Ayrıntıları Askeri Yargıtay Drl.Krl.nun 22.12.1994 tarihli ve 1994/130-130 E.K. sayılı kararında açıklandığı gibi; iğfal (Aldatma) kabiliyeti evrakta sahtekarlık suçlarının ortak unsurudur. Her evrakta sahtekarlık suçunda, suçun özelliği de dikkate alınarak, yapılan sahtekarlığın aldatıcılık vasfının bulunup bulunmadığı ayrı ayrı değerlendirilmelidir. Devlet yönetiminin belli bir kesiminde işleme tabi tutulan bir evrakta sahtecilikten söz edilebilmesi için, sahteciliğin o çevrede çalışan kimseler tarafından kolayca anlaşılıp anlaşılmayacağının tespiti gerekir. Görevlilerin kontrol görevlerini gereği gibi yapmamaları sonucu sahte evrakla istihkaktan fazla para alınmış olması, her zaman belgenin aldatma kabiliyetinin bulunduğunu göstermez.

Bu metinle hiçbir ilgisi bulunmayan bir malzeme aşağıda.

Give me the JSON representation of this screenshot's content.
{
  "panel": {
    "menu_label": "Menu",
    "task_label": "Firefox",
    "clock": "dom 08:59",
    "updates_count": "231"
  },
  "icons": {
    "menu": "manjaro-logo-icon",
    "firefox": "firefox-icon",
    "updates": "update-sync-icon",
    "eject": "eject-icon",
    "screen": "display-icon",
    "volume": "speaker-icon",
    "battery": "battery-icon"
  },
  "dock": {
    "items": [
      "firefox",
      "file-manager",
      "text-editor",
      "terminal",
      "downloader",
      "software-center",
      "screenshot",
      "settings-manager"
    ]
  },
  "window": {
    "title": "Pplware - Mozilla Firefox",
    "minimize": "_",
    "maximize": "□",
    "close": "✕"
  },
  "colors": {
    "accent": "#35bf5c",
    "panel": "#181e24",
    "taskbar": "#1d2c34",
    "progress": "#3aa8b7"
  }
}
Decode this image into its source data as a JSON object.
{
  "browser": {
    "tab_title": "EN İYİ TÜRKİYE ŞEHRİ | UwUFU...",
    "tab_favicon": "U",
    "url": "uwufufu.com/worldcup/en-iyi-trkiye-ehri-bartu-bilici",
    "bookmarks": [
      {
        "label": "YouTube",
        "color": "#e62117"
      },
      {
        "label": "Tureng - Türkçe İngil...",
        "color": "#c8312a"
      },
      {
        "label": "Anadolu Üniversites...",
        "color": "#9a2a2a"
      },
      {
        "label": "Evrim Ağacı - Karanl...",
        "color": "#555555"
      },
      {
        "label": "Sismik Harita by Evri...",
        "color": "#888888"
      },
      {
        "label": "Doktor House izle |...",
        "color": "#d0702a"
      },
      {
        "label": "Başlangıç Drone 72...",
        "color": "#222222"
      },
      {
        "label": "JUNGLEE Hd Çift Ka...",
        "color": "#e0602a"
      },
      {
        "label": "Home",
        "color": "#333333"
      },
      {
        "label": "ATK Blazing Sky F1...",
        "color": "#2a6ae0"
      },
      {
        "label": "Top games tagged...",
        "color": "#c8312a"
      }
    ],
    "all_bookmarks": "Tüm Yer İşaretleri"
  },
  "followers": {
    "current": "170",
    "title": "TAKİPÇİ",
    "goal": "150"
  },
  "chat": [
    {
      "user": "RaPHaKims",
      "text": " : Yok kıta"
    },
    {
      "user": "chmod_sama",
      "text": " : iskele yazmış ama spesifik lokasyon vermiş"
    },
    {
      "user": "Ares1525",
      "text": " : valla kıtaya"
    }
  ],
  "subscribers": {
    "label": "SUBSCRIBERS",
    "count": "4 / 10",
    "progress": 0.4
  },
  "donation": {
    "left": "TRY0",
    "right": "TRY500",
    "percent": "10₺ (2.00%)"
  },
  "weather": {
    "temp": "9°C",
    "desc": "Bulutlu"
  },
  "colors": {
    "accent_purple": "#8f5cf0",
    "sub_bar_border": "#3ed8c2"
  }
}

Kamu görevlisinin haksız menfaat edinmek kastıyla sahte bir belge düzenlemesi halinde, eyleminin evrakta sahtekarlık suçunu oluşturacağı konusunda duraksama yoksa da; uyum ve kararlılık gösteren Askeri Yargıtay ve Yargıtay karalarında, aldatma (İğfal) kabiliyetinin bulunmaması halinde eylemin memuriyet görevini kötüye kullanma suçuna vücut vereceği kabul edilmektedir. (Askeri Yargıtay Drl.Krl.nun 22.12.1994 tarihli ve 1994/130-130 sayılı, 16.03.2006 tarihli ve 2006/62-63 sayılı, 11.05.2007 tarihli ve 2007/53-56 sayılı, 2'nci Dairenin 24.05.1995 tarihli ve 293-293 sayılı, Yargıtay GGK'nın 10.02.1992 tarihli 6-347/13 sayılı, 6'ncı C. Dairesinin 22.01.1992 tarihli ve 6325-10477 sayılı, 6'ncı Ceza Dairesinin 01.12.1988 ve 9981-12940 sayılı kararlan bu doğrultuda bulunmaktadır).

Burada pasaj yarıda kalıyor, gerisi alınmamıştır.